House Considers “Prenatal Nondiscrimination Act,” I.e. the We-Don’t-Trust-Women-Of-Color Act

I’m writing today to ask my fellow women of color reproductive justice activists and our allies to take a united stand against the Susan B. Anthony and Frederick Douglass Prenatal Nondiscrimination Act (PRENDA), a race- and sex-specific anti-abortion bill that went before the House Judiciary Subcommittee on the Constitution today. I cannot repeat enough times the urgency of moving quickly to act in solidarity.

This is a federal version of legislation that a coalition of women-of-color organizations defeated at the local level in Georgia. It attempts to restrict women of color’s access to abortion and prenatal care in the name of “civil rights.” This bill seeks to protect “unborn Americans” by banning race- and sex-selection abortions. However, the argument that fetuses must be protected from the women of color relies on racist stereotypes about entire communities:

  • First, that Black women are selfish, irresponsible, and incapable of making reproductive decisions on their own behalf
  • Second, that Asian women mindlessly reproduce “son preference” and bring “dangerous values” into the country.

This is patently untrue. Black and Asian/Pacific Islander women have consistently fought for the right to make their own decisions about if and when they will have children based on the support networks and resources that are available in their communities. This bill attempts to drive another wedge between women and their reproductive health practitioners. It will exacerbate many of the existing structural barriers that we women of color must overcome in order to access reproductive healthcare. It will put pressure on abortion-care providers to conduct racial profiling on us, requiring them to secondguess our motivations in seeking abortions. It will do nothing to address the entrenched disparities that low-income women of color must navigate every day in seeking reproductive care. It will not contribute to grassroots-level change in Asian communities where we are already working to address the sexist roots of son preference.

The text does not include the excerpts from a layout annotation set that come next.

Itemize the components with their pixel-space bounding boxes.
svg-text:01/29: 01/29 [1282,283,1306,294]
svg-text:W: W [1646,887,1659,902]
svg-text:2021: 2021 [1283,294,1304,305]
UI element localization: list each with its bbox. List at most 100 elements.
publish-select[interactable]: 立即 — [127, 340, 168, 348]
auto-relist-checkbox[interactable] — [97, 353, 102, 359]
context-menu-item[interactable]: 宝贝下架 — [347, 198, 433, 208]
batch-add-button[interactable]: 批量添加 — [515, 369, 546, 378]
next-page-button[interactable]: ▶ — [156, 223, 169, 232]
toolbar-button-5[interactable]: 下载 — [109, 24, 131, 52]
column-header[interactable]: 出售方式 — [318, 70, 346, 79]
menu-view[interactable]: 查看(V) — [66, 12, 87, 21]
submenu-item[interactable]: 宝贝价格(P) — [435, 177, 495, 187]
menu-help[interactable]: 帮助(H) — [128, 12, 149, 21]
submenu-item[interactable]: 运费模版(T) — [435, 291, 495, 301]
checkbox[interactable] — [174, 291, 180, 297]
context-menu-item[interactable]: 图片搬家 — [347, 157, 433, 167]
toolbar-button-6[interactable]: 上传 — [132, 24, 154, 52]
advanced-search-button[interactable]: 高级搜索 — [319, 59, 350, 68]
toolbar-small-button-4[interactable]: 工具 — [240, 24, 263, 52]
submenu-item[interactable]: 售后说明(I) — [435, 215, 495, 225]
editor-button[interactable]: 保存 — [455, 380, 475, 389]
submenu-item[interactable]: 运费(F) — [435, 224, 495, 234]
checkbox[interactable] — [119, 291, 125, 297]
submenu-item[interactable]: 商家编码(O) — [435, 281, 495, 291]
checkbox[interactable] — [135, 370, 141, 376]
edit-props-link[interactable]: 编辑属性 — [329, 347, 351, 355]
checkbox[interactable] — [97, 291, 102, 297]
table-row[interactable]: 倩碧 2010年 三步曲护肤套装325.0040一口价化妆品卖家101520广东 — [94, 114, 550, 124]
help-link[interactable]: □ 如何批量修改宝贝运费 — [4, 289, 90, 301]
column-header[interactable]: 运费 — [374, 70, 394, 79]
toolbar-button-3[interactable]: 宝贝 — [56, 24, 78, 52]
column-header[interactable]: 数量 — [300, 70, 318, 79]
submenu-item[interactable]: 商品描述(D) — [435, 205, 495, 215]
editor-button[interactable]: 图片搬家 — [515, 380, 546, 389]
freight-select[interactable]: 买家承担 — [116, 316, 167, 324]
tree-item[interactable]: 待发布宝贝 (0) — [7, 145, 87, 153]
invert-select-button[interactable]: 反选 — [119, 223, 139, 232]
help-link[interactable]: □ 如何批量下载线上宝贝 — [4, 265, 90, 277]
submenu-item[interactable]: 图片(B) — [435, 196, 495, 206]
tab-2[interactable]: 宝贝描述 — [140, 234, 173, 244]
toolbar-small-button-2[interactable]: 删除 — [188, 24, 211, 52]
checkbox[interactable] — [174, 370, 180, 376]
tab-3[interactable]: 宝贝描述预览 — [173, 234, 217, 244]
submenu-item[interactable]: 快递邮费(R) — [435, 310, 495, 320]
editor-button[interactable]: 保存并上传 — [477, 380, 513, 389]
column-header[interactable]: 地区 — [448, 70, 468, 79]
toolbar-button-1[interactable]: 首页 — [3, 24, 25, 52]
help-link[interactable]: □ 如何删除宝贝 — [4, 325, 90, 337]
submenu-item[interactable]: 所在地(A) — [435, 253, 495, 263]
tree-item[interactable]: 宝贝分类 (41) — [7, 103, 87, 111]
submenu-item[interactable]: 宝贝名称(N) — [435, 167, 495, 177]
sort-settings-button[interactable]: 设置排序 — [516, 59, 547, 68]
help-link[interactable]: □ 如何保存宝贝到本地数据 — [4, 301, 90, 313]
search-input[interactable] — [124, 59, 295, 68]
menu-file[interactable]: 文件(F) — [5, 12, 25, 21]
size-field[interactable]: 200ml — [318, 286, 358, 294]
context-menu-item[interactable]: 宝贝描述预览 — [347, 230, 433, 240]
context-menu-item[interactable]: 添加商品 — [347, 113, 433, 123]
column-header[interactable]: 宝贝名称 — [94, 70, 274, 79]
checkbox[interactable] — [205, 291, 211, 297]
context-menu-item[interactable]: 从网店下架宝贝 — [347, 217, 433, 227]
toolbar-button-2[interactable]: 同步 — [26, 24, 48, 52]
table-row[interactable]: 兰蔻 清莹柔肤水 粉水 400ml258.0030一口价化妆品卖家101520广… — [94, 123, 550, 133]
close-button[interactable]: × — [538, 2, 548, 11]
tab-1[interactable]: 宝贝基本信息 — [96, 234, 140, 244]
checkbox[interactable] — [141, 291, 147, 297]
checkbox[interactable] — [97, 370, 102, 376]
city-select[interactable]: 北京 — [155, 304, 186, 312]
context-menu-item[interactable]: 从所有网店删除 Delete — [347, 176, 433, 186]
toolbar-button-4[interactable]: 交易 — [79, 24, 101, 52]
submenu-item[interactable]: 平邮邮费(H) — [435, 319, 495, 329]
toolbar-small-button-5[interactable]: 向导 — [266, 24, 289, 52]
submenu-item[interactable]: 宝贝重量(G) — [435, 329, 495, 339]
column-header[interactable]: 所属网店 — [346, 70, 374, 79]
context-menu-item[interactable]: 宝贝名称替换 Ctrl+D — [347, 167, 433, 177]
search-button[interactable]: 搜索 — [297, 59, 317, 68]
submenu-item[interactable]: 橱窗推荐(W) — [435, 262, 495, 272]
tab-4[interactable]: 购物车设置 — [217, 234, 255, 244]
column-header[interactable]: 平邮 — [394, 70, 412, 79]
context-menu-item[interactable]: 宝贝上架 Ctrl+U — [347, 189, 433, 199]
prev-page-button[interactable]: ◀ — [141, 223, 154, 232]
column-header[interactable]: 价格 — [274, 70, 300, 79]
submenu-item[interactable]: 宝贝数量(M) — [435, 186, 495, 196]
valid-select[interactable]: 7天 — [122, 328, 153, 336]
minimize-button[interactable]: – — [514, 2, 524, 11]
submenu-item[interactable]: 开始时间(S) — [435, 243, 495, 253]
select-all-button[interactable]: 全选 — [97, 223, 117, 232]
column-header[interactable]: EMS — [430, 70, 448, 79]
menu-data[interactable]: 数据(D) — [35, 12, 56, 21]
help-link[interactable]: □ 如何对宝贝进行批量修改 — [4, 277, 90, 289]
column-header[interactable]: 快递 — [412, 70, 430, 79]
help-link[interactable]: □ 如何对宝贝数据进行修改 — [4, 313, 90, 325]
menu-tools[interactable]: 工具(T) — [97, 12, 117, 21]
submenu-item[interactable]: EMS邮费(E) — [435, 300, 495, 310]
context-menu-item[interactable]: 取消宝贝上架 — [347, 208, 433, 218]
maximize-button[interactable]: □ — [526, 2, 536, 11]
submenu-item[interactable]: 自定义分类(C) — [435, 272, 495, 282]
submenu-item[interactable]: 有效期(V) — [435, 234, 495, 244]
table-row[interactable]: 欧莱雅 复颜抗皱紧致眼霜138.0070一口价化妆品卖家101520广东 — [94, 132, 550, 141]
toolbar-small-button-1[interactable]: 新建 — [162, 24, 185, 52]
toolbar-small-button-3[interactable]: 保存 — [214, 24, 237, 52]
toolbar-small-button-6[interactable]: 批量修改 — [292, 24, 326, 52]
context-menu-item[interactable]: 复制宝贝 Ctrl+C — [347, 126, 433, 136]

This bill has been put forward by members of Congress who consistently vote to decimate funding for reproductive health services and family support programs. This bill is backed by the same anti-abortion group that put out racist billboard campaigns targeting Black communities.

This bill would result in increased scrutiny of the reproductive decision-making of Black, Latina, and Asian/Pacific Islander women. It is an affront our rights to privacy, to bodily autonomy, and to mobilize in concert to create change and solidarity in our communities—based on our priorities and experiences, our visions for the future and our agency.

Click here to contact your Congressperson to tell them that you strongly oppose this racist and anti-woman legislation.

My thanks for the information and advocacy of the National Asian Pacific American Women’s Forum, Trust Black Women, the Leadership Conference on Civil and Human Rights and the grassroots activism of SisterSong NYC, as well as those unidentified warriors whose words and wisdom I am drawing on for this post.

Excerpted with permission from The Abortion Gang.


Rachel Kwan is a twentysomething Asian-Canadian feminist, student, sister, daughter. She has traveled widely in Europe, Canada and the US, always seeking to build connections with women who seek a better world. Her interest in feminism(s) is rooted in engagement with reproductive justice and sex work activists/activism, numerous conversations with amazing political people, and more likely than not, her mother's choice to buy her Lego rather than dolls.